OSG is a high-throughput computing system where users have unlimited access to submit large numbers of small single-node jobs of typically 1-8 cores, 10 GB memory, around 10 GB of IO, for 24 hours to the HTCondor queue where the jobs will be run on supercomputers in the U.S. and Europe. To use OSG, you must first obtain an account from the OSG Connect group, arrange a short Zoom meeting with someone from their support team, use a webpage to upload your ssh keys, then log into their head node. Below are several links on OSG, the signup process, and quick start guides for submitting HTCondor scripts.
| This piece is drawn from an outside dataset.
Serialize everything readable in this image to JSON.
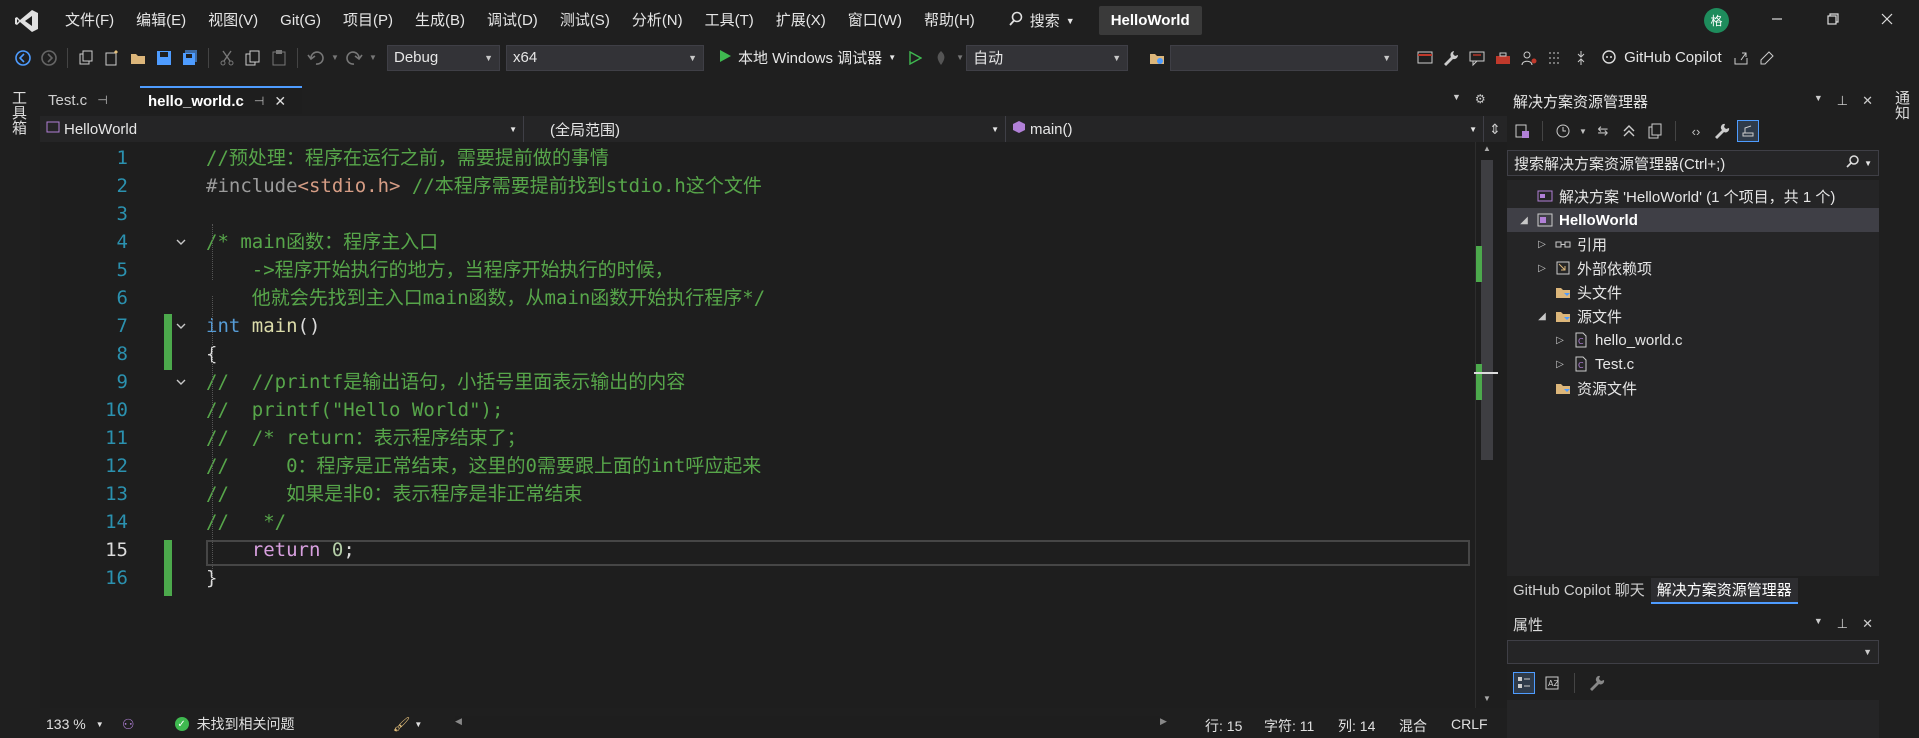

Guidelines for determining if your jobs will work well with OSG

Below is an example HTCondor job script to run a code named NaMD.

 #!/bin/bash -l
 output = osg.namd.out
 error = osg.namd.error
 log = osg.namd.log
 # Requested resources
 request_cpus = 8
 request_memory = 8 GB
 request_disk = 1 GB
 requirements = Arch == "X86_64" && HAS_MODULES == True
 transfer_input_files = input_files/         # Slash means all files in that directory
 executable = namd2
 arguments = +p8 test.0.namd
 transfer_output_files = output
 queue 1

Below are some common HTCondor commands

 > condor_submit                       # Submit the condor script to the queue
 > condor_q                                   # Check on the status while in the queue
 > condor_q netid                             # Check status of currently running jobs
 > condor_q 1441271                           # Check status of a particular job
 > condor_history 1441271                     # Check status of a job that is completed
 > condor_history -long 1441271               # Same but report more info
 > condor_rm #                                # Remove the job #
 > condor_rm daveturner                       # Remove all jobs for the given username

The job output will be in the file specified by 'output='. This is similar to the slurm-#.out files on Beocat.

The log file contains timings for the file transfers and the job execution.

One big change from Slurm on Beocat is that you will need to list all the input files that need to be transferred before the run since the job will not be run on a computer with the same file system, and also list the output files to transfer back after the run.

Modules are available, but difficult to use since they may have different names on different systems. Use 'module avail' on the login node to get a list, then request modules as a resource.

If you submit with queue=10, then you get 10 identical jobs similar to what an array job with Slurm will provide. You can use output=job.$(Cluster).$(Process).output to keep the outputs different Use 'arguments = input_file.$(ProcId)' to vary the input file for each job.